Replacing a Toilet
Follow these instructions for removing an old toilet and installing a new one.
Turn off the water to the toilet tank by turning off the toilet stop or closet stop, which is by the base. Keep turning the handle clockwise until it shuts off.
Drain the tank by pushing the handle down and holding it until the water goes all the way down. Hold the handle until no more water goes down the hole. There will still be about 1 inch of water in the tank. Wipe all the water out using a sponge.
Use a small adjustable wrench to disconnect the toilet stop nut (Image 1). Disconnect the tank from the bowl by removing the bolts found inside the bottom of the tank.
Using a large screwdriver to support the head on the bolt, then turn the nut under the tank with an adjustable wrench (Image 2) until it is possible to remove the entire bolt from the tank. Repeat the process on all the bolts.
Disassemble and remove all parts inside the tank.
When replacing the tank to bowl gasket, buy several types of gaskets to match up to the one being replaced. If none of them work, use a 'fit-all' gasket.

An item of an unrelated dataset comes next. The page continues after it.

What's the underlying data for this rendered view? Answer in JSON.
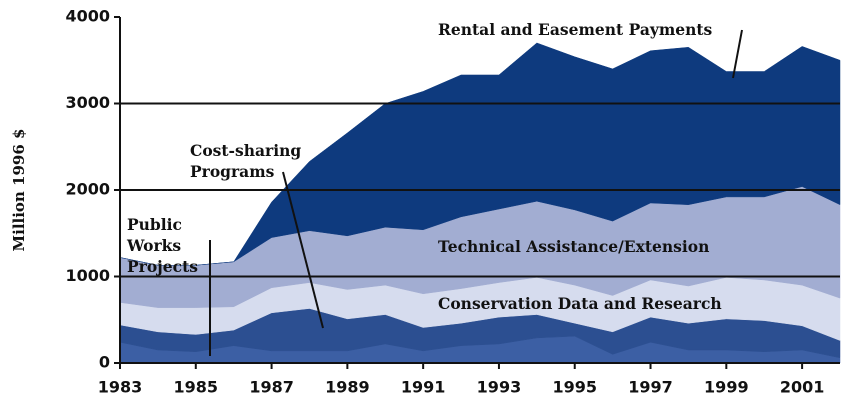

Carefully align the valve assembly. Gently push through the hole, then turn the locking ring hand tight (Image 1) to make a good seal.
Use large pliers to fully tighten the seal.
Guide the assembly through the hole, then put the tank seal into place that's located on the ballcock and hand tighten the locking nut. Use a small pair of slip-joint pliers to get a more secure fit (Image 2).
There are 21 pieces to install three tank-to-bowl nuts. Start off with the bolt then slide on a seal. Repeat this process for the other bolts.
It's time for the outside seals. Use the same process as before; squeeze all the rubber seals onto the bolts (Image 1). Once all the inside and outside seals are in place, slide the brass washers on and lock them into place with thinner nuts. Hand tighten; use an adjustable wrench to secure.
Start with the flexible supply line (Image 2). It has a heavy-duty seal that should be hand tightened, then use slip-joint pliers a quarter turn. Slide the handle through the hole and then tighten the bolt.
Don't forget to take the overfill tube and place it back into the hole (Image 3). The overfill tube is what fills up the bowl during the flushing cycle.
Position the tank on top of the bowl. Tighten all of the bolts using small slip-joint pliers and make sure the tank doesn't wobble.
Hold the handle all the way down while the water is filling into the bowl. This will reveal if there are any leaks before the bowl is full of water.
If the seal looks good, let off the handle to allow the bowl to fill up completely. Adjust the water level so it's 1/2 inch below the fill tube.